A current EPA scientist who spoke on the condition of anonymity dismissed the industry criticisms across the board, saying all research will “have some limitations, and you can’t possibly design a study that can cover every possible aspect of a problem.

“Highlighting those uncertainties while downplaying what the studies pretty confidently tell us is the standard method of attacking regulators,” they added.

“It’s a pretty good investment for them”

Dourson told the Guardian that his study finding higher exposure levels to PFOA are safe did not receive any industry funding and said there were government officials from other countries at his conference.

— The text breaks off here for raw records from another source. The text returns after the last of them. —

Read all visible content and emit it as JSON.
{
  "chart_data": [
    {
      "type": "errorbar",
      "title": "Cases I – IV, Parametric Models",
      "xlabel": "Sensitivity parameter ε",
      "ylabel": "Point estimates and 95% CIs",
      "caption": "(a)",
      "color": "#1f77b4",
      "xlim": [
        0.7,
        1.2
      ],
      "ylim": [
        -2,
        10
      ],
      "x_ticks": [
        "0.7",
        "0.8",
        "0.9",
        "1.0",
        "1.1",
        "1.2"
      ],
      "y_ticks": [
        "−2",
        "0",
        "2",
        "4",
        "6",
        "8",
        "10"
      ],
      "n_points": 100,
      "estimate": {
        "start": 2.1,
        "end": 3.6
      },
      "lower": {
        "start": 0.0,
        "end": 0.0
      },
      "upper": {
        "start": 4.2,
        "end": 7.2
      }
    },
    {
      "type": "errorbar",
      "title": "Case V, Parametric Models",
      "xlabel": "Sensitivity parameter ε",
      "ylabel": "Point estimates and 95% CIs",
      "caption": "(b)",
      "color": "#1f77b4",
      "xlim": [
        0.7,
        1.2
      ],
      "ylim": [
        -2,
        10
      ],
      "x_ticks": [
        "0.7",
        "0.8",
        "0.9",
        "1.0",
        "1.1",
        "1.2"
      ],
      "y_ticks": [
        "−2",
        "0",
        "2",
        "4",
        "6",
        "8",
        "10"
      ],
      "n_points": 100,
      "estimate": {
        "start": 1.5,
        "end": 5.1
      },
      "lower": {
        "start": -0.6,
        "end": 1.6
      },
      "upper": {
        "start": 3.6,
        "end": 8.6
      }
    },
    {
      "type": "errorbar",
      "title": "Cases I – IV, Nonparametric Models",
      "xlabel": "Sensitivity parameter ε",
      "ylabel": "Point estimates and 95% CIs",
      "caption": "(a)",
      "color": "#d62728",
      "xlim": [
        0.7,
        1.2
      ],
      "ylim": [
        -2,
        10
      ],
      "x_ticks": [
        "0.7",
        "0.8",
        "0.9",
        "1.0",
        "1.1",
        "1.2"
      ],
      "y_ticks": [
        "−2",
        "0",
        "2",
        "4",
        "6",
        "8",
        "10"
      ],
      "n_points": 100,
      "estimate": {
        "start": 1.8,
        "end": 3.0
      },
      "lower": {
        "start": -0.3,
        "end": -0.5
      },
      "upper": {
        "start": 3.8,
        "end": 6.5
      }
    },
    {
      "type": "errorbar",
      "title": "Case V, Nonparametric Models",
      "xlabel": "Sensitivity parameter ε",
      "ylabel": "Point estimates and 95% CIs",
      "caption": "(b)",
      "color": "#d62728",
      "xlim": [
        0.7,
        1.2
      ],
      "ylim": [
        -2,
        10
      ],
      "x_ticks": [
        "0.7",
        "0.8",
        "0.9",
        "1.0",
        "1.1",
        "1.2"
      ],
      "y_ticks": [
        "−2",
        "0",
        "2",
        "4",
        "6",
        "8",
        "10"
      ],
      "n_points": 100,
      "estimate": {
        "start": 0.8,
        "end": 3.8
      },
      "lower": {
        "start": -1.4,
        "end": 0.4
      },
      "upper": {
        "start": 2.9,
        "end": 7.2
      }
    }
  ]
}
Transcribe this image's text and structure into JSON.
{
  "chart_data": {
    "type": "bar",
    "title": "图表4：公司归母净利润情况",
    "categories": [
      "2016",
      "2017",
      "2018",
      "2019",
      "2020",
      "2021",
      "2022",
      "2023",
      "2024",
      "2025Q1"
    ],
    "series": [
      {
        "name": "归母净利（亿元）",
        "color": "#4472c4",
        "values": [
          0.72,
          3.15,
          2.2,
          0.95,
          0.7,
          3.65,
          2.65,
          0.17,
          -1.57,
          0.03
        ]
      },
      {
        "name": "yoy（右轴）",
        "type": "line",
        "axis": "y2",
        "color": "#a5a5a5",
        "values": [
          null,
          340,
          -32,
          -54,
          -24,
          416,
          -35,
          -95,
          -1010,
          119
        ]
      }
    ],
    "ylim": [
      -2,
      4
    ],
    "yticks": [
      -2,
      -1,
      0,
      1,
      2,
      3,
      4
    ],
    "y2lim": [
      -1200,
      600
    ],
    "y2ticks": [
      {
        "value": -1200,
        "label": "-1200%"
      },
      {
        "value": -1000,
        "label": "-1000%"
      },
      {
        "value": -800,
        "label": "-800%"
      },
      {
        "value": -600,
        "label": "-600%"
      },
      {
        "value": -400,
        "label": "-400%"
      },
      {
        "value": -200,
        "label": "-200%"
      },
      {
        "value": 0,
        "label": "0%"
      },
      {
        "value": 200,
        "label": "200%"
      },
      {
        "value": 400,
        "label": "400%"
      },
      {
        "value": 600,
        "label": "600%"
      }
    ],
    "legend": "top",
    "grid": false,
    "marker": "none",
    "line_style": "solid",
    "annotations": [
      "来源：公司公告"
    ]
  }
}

It is evidence, he said, that he is not carrying out the attack on EPA’s PFAS limits solely at industry’s behest.

When asked about the funding pitch in his email, Dourson responded: “We are very much an independent NGO and we work with all parties.” He added that he would make funding sources public after the journal is published.

Those who reviewed the documents also raised ethical concerns with the scientific process. It is unusual to establish a journal for which the first issue is dedicated to undoing regulations. Dourson’s critics also raised questions about whether the peer reviewers would have biases that would affect their judgments.

Regardless, the strategy of industry funding peer-reviewed science for legal purposes has sometimes been “pretty successful” in the past, Olson said.

“They use it for litigation, regulatory purposes and try to influence public opinion, and it’s a pretty good investment for them – they spend a few million dollars here and a few million there and in the meantime they keep a chemical that they make billions off of, on the market,” he added.